A la pericia rítmica de Novoselic y la energía contagiosa de la batería de Grohl se le suma la voz de Kurt Cobain, llena de hondura, belleza y quebranto. La mezcla, cruda, imperfecta, delicada a su manera, resulta conmovedora y honesta –el productor Butch Vic optó por dejar los fallos en la grabación– en estos tiempos de música comprimida y autotune perpetuo. Todas las otras decisiones del productor, por entonces un don nadie impuesto por el grupo a la compañía y futuro batería de Garbage, resultaron acertadas. Persuadió a Cobain de que no era tramposo doblar su propia voz y añadir otra pista con la de Grohl, argumentando que John Lennon –héroe del primero– también lo hacía. Fue paciente en la búsqueda de la toma perfecta de la sinuosa Something in the way y realzó todas las cosas buenas de la banda sin restarles ni un gramo de personalidad.
El resultado es un veneno dulce que no sabemos si mata o resucita, un medicamento ligeramente tóxico con peligrosos efectos secundarios. Desde la melódica In Bloom, hasta la suave e icónica Come as you are, que dará nombre a la placa que les sirve de homenaje en su Aberdeen natal. Desde el monólogo autocompasivo y religioso de Lithium hasta el relato en primera persona de un violador –a lo Truman Capote pero en tres minutos– en la preciosa Polly. La verdad es que otros grupos con la mitad de esas canciones hubieran hecho una carrera entera.

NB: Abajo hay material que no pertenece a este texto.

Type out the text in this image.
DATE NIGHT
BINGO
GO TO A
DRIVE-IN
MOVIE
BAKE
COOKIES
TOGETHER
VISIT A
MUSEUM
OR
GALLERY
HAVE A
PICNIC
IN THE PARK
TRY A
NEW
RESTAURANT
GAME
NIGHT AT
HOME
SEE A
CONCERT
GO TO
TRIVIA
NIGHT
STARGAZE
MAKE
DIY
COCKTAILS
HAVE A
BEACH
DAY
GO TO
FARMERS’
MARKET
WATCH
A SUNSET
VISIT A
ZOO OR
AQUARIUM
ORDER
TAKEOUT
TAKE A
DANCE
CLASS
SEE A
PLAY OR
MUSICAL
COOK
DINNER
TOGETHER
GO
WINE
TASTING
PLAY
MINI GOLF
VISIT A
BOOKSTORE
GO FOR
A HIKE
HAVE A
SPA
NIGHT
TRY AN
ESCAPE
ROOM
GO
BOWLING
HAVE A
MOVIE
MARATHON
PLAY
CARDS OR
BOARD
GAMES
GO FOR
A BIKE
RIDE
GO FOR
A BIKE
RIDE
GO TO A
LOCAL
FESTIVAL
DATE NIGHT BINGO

Con Nevermind, Nirvana consiguió quintaesenciar la adolescencia en canciones que combinaban lo lúgubre con el furor, la oscuridad y lo comercial, en esa bipolaridad –ora rabiosa, ora cándida– tan propia de la adolescencia. Hitazos deudores de los Beatles y de Kiss.
Algún tiempo después, irónicamente, las grandes compañías discográficas se percataron que aquella música heredera del no future de los Sex Pistols tenía un porvenir esplendoroso e iniciaron su conquista por la vía rápida, fichando a todo grupo similar que anduviera por allí. Los estudios de Hollywood y los publicistas se lanzaron ávidamente sobre ellos, convirtiéndolos en modelos de la moda de la antimoda. Para acabarlo de rematar, los líderes de las principales bandas que decían descreer de la belleza clásica, eran fieramente bellos, carne de carpeta adolescente.